Ramsar Wetland
- Official name: NSW Central Murray State Forests
- Designated: 20 May 2003
- Reference no.: 1291

= New South Wales Central Murray Forests =

The New South Wales Central Murray Forests lie on the floodplain of the Murray River in the Riverina region of south-central New South Wales, Australia. On 20 May 2003 the forests were recognised as a wetland site of international importance (RS1291) by designation under the Ramsar Convention on Wetlands.

==Description==
The 840 km^{2} site comprises three geographically separate, though interrelated, areas: the Murray Valley National and Regional Parks, the Werai Forests, and the Koondrook–Perricoota Forests. They contain a wide variety of wetlands including rivers, lakes, drainage channels, marshes and swamps. The site has a long history of water regulation for agriculture, as well as pastoralism and timber harvesting.

===Flora and fauna===
320 native plant species have been recorded in the New South Wales Murray Forests. The site is dominated by river red gum forest, with box woodland and sandhill communities, and is subject to regular flooding. Importantly, there are trees of over 200 years of age present. Moira grass plains dominated by moira grass (Pseudoraphis spinescens) are found on rises and river banks.

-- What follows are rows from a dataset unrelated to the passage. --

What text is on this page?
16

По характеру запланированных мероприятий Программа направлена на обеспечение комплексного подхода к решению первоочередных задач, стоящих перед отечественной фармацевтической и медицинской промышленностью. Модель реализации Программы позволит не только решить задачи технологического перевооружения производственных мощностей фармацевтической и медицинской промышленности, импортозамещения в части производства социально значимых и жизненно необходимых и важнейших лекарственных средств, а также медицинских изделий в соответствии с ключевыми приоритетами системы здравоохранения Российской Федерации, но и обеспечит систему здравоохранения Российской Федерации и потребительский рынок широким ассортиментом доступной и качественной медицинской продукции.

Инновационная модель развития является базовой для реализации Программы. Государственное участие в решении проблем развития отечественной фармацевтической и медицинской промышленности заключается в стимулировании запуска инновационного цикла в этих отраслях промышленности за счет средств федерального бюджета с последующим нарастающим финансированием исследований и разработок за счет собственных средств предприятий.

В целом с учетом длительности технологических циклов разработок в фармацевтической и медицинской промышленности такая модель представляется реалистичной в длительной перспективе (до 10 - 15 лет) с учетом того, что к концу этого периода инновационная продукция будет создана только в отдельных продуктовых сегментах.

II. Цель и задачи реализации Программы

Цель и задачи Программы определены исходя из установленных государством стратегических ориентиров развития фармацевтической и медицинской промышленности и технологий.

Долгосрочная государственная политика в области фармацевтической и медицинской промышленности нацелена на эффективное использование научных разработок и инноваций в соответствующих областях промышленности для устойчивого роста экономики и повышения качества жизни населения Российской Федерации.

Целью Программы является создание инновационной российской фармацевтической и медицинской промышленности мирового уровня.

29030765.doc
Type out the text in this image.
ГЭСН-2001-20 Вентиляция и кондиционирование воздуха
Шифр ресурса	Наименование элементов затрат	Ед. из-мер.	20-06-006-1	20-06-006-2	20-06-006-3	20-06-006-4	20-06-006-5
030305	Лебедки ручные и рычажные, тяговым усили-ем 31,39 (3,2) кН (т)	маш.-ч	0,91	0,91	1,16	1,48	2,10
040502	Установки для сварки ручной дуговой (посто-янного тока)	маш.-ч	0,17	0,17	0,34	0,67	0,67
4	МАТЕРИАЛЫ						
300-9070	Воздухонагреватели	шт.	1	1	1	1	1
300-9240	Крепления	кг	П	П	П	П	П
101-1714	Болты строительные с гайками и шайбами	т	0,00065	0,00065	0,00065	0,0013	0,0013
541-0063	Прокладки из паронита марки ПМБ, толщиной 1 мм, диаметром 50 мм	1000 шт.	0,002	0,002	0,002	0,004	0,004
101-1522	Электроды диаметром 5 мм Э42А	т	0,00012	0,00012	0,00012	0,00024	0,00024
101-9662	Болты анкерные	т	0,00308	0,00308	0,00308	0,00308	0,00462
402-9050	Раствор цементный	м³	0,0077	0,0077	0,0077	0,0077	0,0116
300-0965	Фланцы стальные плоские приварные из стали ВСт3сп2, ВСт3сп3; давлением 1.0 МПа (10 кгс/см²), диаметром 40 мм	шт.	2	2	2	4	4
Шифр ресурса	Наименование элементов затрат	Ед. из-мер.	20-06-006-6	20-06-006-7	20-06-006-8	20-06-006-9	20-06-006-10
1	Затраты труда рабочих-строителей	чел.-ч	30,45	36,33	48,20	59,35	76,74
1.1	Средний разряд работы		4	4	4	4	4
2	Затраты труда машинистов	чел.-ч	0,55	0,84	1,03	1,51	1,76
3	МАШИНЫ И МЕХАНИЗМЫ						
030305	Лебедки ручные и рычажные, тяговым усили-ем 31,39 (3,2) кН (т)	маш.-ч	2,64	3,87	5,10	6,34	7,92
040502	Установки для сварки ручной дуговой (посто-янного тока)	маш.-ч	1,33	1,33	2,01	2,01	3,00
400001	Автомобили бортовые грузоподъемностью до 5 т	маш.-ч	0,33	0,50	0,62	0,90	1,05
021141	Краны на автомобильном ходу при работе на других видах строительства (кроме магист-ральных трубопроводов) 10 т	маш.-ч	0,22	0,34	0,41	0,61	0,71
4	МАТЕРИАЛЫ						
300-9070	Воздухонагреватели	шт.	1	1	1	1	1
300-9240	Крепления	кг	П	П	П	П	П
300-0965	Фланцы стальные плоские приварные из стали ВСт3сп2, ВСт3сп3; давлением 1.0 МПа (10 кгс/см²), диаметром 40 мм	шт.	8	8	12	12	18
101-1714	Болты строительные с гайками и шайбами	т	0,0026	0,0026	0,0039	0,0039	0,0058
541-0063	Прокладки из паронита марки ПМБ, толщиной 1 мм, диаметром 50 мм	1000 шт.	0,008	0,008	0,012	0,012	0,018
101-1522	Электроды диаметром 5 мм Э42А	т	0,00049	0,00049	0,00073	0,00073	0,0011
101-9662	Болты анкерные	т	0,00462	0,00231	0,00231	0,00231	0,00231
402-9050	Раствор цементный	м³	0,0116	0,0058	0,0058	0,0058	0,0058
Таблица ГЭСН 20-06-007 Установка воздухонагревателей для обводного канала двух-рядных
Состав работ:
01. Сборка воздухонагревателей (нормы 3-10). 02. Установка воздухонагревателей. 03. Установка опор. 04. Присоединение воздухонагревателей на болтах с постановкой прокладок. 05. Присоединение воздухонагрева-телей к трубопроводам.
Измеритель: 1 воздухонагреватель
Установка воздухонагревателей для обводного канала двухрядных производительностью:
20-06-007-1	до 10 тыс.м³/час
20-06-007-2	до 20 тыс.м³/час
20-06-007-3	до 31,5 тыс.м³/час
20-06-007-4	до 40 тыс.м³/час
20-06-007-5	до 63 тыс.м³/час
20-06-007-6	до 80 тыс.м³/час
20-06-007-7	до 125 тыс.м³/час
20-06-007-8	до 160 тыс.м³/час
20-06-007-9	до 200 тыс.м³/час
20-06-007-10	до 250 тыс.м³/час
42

Threatened species include the fish Murray cod, trout cod and Murray hardyhead, the birds Australian painted snipe, Australasian bittern and superb parrot, as well as swamp wallaby grass.

The forests provide shaded water as shelter and are important spawning grounds for native fish species. Native fish such as the golden perch (Macquaria ambigua), Murray cod and silver perch (Bidyanus bidyanus) migrate as far as 300 km upstream and 900 km downstream.